Cette expérience n’a rien d’exceptionnel. Elle reflète une réalité plus large dans laquelle l’accès aux soins de santé ne dépend pas uniquement des besoins médicaux, mais aussi de l’endurance physique. Des patients manquent leurs rendez-vous ou abandonnent complètement leur traitement parce qu’ils ne peuvent pas se rendre aux cliniques. Des parents portent leurs enfants sur des kilomètres pour les emmener aux points médicaux. Les personnes âgées et celles en situation de handicap restent bloquées sur place, dépendantes des autres ou contraintes de renoncer indéfiniment aux soins. La capacité de marcher sur de longues distances à travers les décombres est devenue un filtre qui détermine qui reçoit des soins et qui n’en reçoit pas.

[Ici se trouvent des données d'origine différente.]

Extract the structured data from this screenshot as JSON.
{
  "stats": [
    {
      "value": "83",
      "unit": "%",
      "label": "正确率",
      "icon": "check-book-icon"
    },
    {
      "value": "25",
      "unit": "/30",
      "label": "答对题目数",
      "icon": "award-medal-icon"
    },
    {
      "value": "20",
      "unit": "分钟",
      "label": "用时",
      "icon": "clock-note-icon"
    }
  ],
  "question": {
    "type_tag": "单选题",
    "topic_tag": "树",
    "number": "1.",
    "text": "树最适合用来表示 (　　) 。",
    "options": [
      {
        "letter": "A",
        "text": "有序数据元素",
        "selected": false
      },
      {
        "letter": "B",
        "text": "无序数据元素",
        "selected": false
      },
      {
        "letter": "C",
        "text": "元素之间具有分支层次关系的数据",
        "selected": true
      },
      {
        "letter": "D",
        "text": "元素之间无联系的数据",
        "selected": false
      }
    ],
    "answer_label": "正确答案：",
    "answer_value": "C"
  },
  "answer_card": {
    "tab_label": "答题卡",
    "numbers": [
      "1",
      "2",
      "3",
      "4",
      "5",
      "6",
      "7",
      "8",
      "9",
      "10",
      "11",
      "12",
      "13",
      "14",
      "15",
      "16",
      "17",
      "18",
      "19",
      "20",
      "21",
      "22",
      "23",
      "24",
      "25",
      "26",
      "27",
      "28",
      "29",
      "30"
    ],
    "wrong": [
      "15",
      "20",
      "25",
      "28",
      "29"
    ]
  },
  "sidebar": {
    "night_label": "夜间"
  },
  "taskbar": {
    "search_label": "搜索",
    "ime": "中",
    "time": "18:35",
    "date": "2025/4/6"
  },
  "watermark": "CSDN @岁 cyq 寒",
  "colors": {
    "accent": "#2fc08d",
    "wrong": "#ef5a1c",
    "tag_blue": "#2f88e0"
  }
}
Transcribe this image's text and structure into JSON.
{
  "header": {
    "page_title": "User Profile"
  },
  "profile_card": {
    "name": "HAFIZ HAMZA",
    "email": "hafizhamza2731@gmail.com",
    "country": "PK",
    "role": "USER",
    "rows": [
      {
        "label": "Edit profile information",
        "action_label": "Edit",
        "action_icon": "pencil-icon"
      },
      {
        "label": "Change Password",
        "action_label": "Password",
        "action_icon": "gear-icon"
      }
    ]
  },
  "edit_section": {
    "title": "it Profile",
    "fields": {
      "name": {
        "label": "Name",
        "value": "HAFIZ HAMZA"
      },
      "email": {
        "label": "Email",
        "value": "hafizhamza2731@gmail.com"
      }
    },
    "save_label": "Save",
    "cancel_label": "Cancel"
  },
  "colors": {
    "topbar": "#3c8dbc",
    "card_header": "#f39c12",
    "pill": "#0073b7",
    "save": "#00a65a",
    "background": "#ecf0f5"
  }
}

Les conséquences économiques aggravent la crise. Des dizaines de milliers de chauffeurs ont perdu leur gagne-pain, leurs taxis, bus et camions ayant été détruits ou immobilisés. Le transport commercial a considérablement ralenti, perturbant les chaînes d’approvisionnement et faisant grimper le prix des produits de première nécessité. Les travailleurs arrivent en retard, voire pas du tout. Les élèves marchent pendant des heures ou abandonnent complètement leurs études. Pour les familles déplacées, les frais de transport ont atteint des niveaux catastrophiques, certaines devant débourser des centaines, voire des milliers de dollars pour déplacer leurs biens sur de courtes distances. Ceux qui n’ont pas d’argent marchent, récupèrent ce qu’ils peuvent et abandonnent le reste.

En l’absence de réglementation et de disponibilité de carburant, les opérateurs de transport informels dictent les prix sans vergogne. Les autorités locales de Gaza reconnaissent cette exploitation, mais dans des conditions de siège, elles ont peu de moyens pour protéger les habitants. La pénurie régit les déplacements plus que les besoins de la population, remodelant les relations sociales autour de l’accès, de l’endurance et de la colère refoulée. Les organisations humanitaires occidentales s’engagent à « maintenir un flux régulier et prévisible d’approvisionnements », mais des rapports récents indiquent que, bien qu’une partie de l’aide soit parvenue à Gaza, le volume global reste insuffisant pour répondre aux besoins fondamentaux, alimentant ainsi la frustration et le désespoir.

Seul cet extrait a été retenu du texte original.